The software tools to manage data across the transition points are just one element of healthcare integration. Healthcare system integration also involves the same patient in multiple care settings on multiple occasions.
A well-integrated healthcare system would allow each provider at each transition point to have access to pertinent information in real time. Example: A call is made to 9-1-1 and transferred to medical first responders and the ambulance service. They both can access pertinent information on prior calls to the same patient. They might also see alerts (“do not resuscitate” orders, or other advance directives) that are important to know before making patient contact.
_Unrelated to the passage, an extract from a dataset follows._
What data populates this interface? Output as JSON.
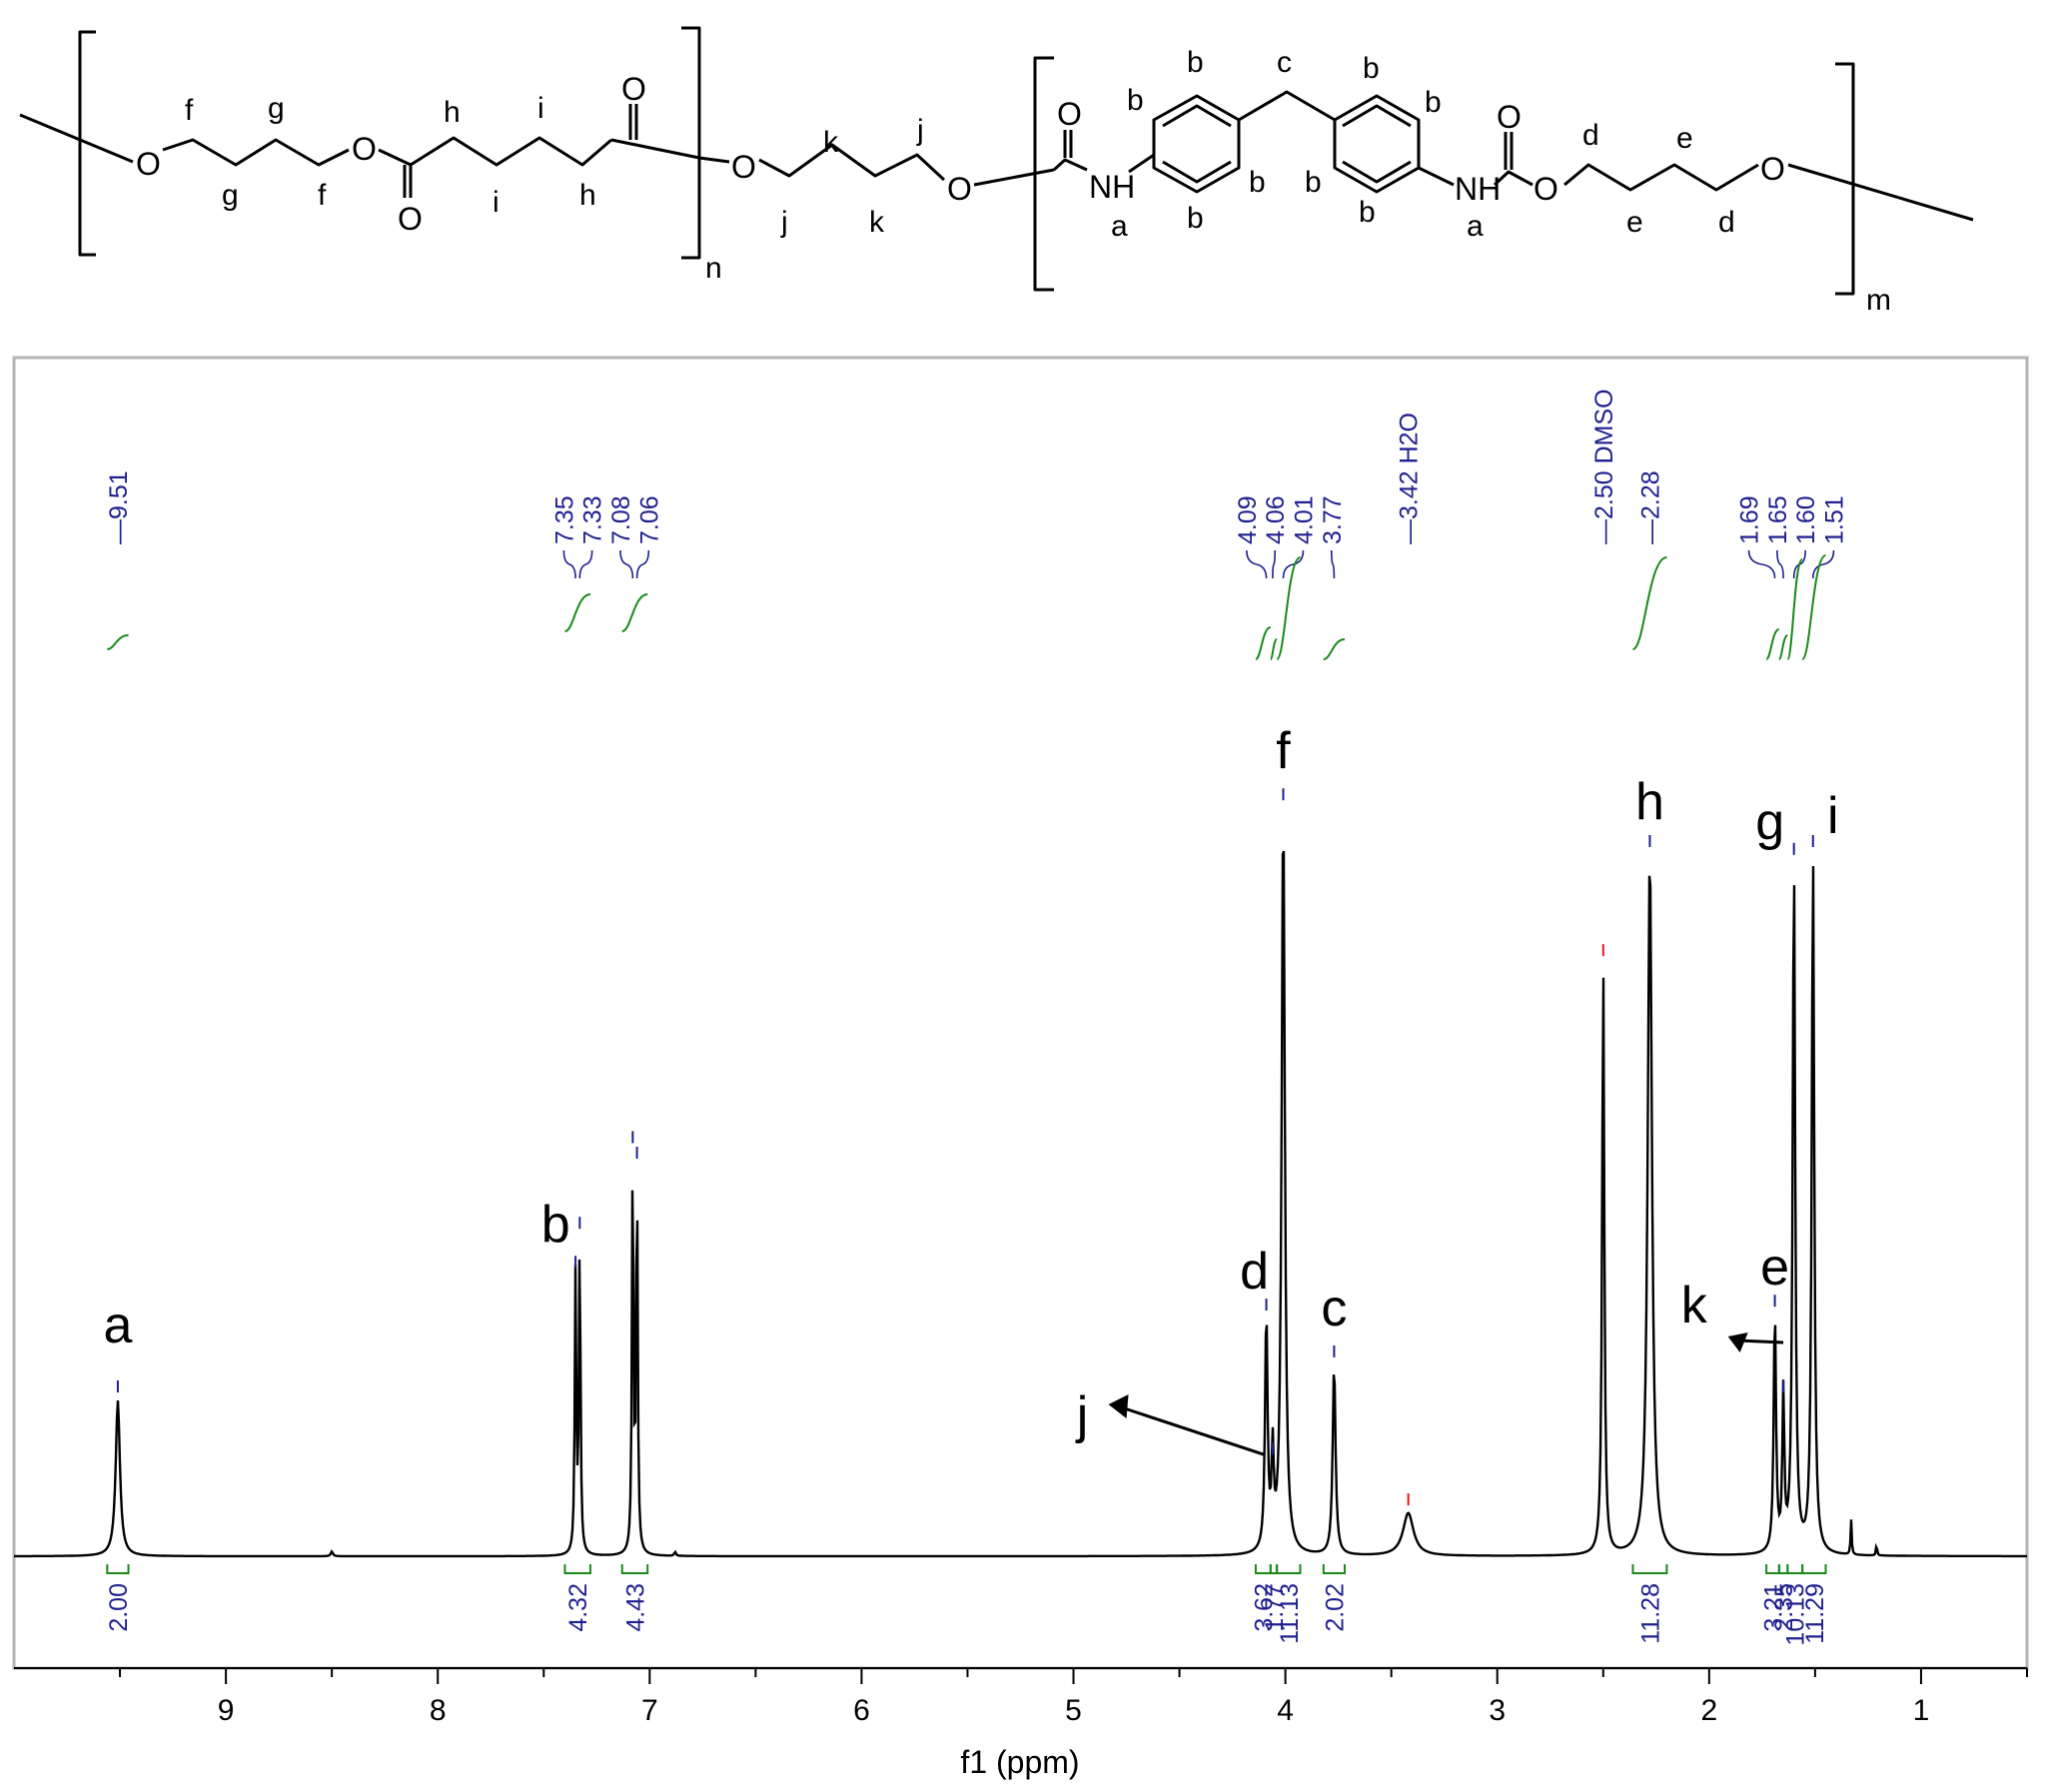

In this model, the crews would also be able to access the patient’s past history, medications, allergies and emergency contacts. When considering the right destination, they would consult information on the in-network hospital and its ability to care for the patient’s current condition. If the patient is low severity, perhaps they don’t go the ED. It may be best to make an appointment for follow-up with their family physician or specialist. This starts to engage the processes of care commonly discussed in community paramedicine programs. The value and utility of an HIE to facilitate healthcare integration is what’s likely to make them popular as the economic benefits and regulatory mandates to do so increase.
The Possibilities Ahead
The gathering of healthcare data can make it possible to do things we could only imagine in the past. Consider the HIE being able to look at data on a diabetic patient from 9-1-1, medical first response, physician offices, EDs, hospital specialty-care units, general wards, and rehabilitation facilities. It would be possible to spot dangerous trends that would never be detected by any other means and alert the patient and appropriate care providers to allow intervention sooner—with better outcomes and at a lower total cost.
And consider looking not just at one patient, but an entire community. Trends may be spotted to detect the emergence of geographic or time-associated patterns of disease or injury.
We see the very basic elements of this type of trend detection capability in syndromic surveillance software systems used with public health data and emergency medical dispatch data.
The bottom line: Technology can and will do amazing things for the treatment of individual patients and the advancement of mobile integrated healthcare. We have a long way to go before the systems that need to communicate seamlessly can do so, but the promise of better care at lower costs should compel each of us in EMS to strive for standardization of process measures, sharing of data with all organizations within the healthcare continuum, and the development of reporting tools that help us use this data to its greatest potential.
The data is out there—it is up to us to figure out how to share and use it.